Martyrs (entered heaven in 1597)

Dear Mike,

The adjustments to your Chapter Plan are admirable.  It’s good to see that you are beginning to take seriously the task of changing campus culture, not just going along for the ride.

But may I make one suggestion?  If you really want to alter the atmosphere on campus, you need to first of all identify who really makes that atmosphere.  Usually there are some students who set fashions, but most of the time, since students come and go every four years, the real campus culture-makers are a handful of faculty members, a couple of popular professors and a few shrewd administrators.  If you really want to change what’s getting blown into the campus air, you need to identify these key individuals: the leaders.  Not doing so can lead to disaster.  Just look at what happened to today’s saints.

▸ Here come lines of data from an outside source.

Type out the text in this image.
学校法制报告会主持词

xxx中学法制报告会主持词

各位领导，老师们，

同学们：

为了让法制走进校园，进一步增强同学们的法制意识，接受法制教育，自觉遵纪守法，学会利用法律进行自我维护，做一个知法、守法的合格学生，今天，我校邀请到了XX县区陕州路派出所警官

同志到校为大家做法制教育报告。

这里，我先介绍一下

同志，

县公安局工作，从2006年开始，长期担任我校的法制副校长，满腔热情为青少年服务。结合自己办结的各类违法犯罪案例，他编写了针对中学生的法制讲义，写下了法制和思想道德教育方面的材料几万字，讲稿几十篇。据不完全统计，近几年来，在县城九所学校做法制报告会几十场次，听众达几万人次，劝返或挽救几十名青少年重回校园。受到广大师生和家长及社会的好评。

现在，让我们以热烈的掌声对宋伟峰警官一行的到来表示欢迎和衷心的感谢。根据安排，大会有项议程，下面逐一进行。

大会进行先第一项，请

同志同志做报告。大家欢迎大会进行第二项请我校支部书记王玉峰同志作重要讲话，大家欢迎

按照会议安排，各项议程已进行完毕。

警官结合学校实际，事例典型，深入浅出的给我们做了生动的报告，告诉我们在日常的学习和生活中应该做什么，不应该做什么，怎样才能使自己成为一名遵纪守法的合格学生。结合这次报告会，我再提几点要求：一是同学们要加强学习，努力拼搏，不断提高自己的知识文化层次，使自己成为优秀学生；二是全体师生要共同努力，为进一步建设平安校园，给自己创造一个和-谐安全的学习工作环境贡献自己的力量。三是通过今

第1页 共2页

Paul Miki was a native born Japanese nobleman who became a Jesuit priest and joined the work of the Christian missionaries on that beautiful island.  Their work had progressed steadily since St Francis Xavier first planted the faith in 1549.  By the end of the century, there were over 200,000 practicing Christians, being ministered to by numerous Spanish and Portuguese missionaries (mostly Jesuits and Franciscans).  The native rulers were suspicious and hesitant (especially since the Japanese emperor was considered divine, which didn’t harmonize too well with Christian monotheism), and expelled all the foreign missionaries.  Some stayed behind in disguise, but by then there were enough native Japanese to continue spreading the faith.

Things got ugly, however, in 1596, when a powerful Japanese ruler was roused to anger by an imprudent boast: a Spanish merchant made an offhand comment that the missionaries were mainly there in order to facilitate the conquest of Japan by the Spanish and Portuguese crowns.  Of course, he had no backing for the statement, and it was completely out of place, but it touched one of the Shogun’s sore spots, and he initiated a brutal persecution of Christians.  It included the martyrdom of whole families and their pastors, among whom was St Paul Miki – the first native Japanese martyr.  They were crucified in a particularly gruesome way, being fastened to crosses by cords, then elevated with chains and iron collars around their necks, then speared through the hearts (all this after having half one ear cut off and being paraded bloodily through the streets as a warning to others).  It took place on a hill outside Nagasaki.

All because the Shogun wasn’t won over to the Christian cause.  Even if half the population were sympathetic to the Christians, a single command from the Shogun could still create havoc.  Don’t get me wrong, it wasn’t that the Christians had not tried to win him over, it’s just that the devil got to him before much progress was made.  So in your new Chapter Plan, or at least in your conversations with the Leadership Team and your faculty advisor, I would start doing some deeper analyses about who really sets the moral tone on campus.